Published
By Madelaine
B. Miraflor
As the Philippines and
the rest of ASEAN region scramble to get new energy sources on board, an expert
said that natural gas and Liquefied Natural Gas (LNG) are still the “most
stable option” when it comes to prices compared to oil and coal.
Jeff Edwards, General
Manager for Global Gas and LNG Market Development for Shell, recently said in a
forum that while no single energy source can fulfill the growing demand for
energy in the ASEAN region, natural gas and LNG still offer the most stable
price, keeping the rates relatively low amid the growing energy mix in a
particular country like the Philippines.
“Harnessing natural gas
offer some of the most viable options compared to utilizing oil and coal. For
one, natural gas reduces healthcare costs and the impact of climate change,”

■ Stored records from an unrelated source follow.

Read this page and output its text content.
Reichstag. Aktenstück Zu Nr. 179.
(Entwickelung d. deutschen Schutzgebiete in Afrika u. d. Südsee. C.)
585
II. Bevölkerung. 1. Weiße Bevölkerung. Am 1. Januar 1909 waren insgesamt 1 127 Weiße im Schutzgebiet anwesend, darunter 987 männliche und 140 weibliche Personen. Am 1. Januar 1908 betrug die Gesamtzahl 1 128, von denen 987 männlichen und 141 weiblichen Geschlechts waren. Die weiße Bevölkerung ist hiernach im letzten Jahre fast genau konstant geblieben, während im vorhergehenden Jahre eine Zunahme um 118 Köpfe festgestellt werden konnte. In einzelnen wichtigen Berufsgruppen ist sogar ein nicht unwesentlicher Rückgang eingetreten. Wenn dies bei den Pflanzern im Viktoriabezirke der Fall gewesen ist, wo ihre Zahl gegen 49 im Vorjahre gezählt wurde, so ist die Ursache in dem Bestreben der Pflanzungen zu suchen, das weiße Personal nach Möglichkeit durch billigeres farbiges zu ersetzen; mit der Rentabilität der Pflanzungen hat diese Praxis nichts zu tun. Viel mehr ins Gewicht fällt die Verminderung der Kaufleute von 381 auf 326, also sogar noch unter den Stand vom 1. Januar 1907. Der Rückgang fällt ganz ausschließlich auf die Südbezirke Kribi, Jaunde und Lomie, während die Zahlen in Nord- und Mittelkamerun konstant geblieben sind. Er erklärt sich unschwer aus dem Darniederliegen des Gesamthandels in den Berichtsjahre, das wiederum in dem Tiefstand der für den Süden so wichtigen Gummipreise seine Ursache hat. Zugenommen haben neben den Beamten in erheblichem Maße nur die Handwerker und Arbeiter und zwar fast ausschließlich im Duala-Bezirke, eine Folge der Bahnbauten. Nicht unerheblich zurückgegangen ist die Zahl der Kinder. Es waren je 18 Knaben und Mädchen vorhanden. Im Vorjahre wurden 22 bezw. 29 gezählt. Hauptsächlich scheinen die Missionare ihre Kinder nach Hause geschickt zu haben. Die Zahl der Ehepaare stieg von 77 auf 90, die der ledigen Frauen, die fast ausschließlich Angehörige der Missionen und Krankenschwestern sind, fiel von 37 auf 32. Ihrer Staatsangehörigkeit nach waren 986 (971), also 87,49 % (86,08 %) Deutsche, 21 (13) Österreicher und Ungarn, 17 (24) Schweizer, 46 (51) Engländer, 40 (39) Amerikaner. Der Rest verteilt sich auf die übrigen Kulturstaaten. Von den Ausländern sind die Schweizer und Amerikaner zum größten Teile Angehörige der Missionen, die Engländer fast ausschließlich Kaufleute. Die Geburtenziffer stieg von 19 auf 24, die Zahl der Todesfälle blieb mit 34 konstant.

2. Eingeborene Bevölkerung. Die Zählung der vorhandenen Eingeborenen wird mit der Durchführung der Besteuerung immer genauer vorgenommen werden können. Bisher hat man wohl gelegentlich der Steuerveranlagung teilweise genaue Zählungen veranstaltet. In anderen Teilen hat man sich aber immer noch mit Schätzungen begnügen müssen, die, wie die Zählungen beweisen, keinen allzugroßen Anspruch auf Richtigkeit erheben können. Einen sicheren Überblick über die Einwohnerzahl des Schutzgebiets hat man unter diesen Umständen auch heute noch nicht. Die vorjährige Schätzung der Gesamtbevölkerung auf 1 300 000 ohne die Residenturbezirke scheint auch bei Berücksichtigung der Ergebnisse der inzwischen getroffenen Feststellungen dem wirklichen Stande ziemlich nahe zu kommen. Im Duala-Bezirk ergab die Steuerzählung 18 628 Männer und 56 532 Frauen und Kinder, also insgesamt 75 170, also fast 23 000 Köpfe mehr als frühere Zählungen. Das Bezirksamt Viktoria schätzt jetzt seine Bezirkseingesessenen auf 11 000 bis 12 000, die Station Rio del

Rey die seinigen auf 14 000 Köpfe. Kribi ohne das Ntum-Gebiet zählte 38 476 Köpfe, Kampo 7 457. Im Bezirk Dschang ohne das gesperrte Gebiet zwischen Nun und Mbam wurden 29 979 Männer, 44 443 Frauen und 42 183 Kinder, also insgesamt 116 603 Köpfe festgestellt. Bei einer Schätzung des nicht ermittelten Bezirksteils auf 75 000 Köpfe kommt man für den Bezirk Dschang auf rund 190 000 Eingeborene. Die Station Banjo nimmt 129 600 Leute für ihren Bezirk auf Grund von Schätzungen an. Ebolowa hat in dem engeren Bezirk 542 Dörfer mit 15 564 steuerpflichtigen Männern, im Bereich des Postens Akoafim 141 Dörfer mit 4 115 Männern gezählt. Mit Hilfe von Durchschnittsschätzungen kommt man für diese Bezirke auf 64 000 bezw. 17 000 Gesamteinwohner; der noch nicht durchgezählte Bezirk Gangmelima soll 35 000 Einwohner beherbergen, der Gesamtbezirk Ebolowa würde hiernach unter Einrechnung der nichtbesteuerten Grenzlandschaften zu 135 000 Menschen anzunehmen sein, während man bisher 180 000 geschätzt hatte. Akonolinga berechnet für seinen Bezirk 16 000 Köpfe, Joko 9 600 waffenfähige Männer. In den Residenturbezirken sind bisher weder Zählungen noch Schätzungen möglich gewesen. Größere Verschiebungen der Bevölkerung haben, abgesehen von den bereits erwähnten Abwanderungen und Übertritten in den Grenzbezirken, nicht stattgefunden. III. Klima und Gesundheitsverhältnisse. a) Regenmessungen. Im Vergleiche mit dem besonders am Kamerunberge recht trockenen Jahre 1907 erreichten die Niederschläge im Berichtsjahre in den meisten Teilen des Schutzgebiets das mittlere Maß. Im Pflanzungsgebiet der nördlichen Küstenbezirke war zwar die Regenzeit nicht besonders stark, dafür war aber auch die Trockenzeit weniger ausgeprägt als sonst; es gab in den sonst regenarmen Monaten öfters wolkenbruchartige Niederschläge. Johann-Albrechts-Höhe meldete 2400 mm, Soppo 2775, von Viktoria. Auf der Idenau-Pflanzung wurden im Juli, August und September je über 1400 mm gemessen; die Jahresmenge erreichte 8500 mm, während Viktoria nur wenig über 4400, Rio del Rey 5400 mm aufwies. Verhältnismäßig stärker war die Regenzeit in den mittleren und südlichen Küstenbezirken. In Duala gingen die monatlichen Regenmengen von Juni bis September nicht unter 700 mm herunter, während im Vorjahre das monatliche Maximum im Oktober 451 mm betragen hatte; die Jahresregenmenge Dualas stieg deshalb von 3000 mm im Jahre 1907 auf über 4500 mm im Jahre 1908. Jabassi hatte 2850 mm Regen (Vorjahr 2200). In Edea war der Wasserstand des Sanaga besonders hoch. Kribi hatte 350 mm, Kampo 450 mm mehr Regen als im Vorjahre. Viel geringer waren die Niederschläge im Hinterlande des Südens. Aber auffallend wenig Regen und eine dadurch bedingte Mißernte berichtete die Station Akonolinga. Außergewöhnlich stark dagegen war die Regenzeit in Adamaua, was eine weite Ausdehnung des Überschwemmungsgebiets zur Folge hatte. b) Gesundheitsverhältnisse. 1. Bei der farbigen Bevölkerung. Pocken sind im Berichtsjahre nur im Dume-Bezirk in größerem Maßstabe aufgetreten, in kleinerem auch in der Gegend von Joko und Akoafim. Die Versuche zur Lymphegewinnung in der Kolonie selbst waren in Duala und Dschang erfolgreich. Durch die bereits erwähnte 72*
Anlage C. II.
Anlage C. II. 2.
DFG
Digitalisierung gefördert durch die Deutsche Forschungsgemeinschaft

Edwards said in the recent ASEAN Energy Business Forum Panel (AEBF) discussion
on Natural Gas and LNG held in the country.
“It’s the
cleanest-burning fossil fuel, emitting as much as 50 percent less carbon
dioxide than coal, and has negligible emissions of sulfur dioxide, nitrogen
oxides, mercury, and particulates,” he added.
To date, Shell is now
testing its businesses to prepare for a decarbonized, energy efficient world,
Edwards added.
Shell expects global
demand for gas to increase by 2 percent a year between 2015 and 2030. LNG is
set to rise at twice that rate at 4 percent to 5 percent.
In 2010, there was an
average of 10 countries importing natural gas. Today, there are around 50
countries importing natural gas.
Between 2014 and 2020,
the size of the global LNG market is expected to grow by 50 percent, mainly
from LNG facilities already under construction or just recently completed.
In the Philippines,
Edwards observed that the country historically has a good balance of energy
resources. The country was actually ahead than most of the world in utilizing
geothermal and hydrothermal energy, he said.
The Malampaya Deep
Water Gas-to-Power Project in Palawan which Shell currently operates supplies
3,200 megawatts generated from cleaner-burning natural gas.
The same helps fuel 20
percent of the country’s electricity needs while helping reduce the country’s
dependence on oil imports.
However, the Malampaya
Deep Water Gas-to-Power Project is also expected to reduce production by 2024.
Still according to him,
the Philippines needs to make a large-scale discovery of natural gas in order
to replace the Shell-operated Malampaya project or start importing LNG.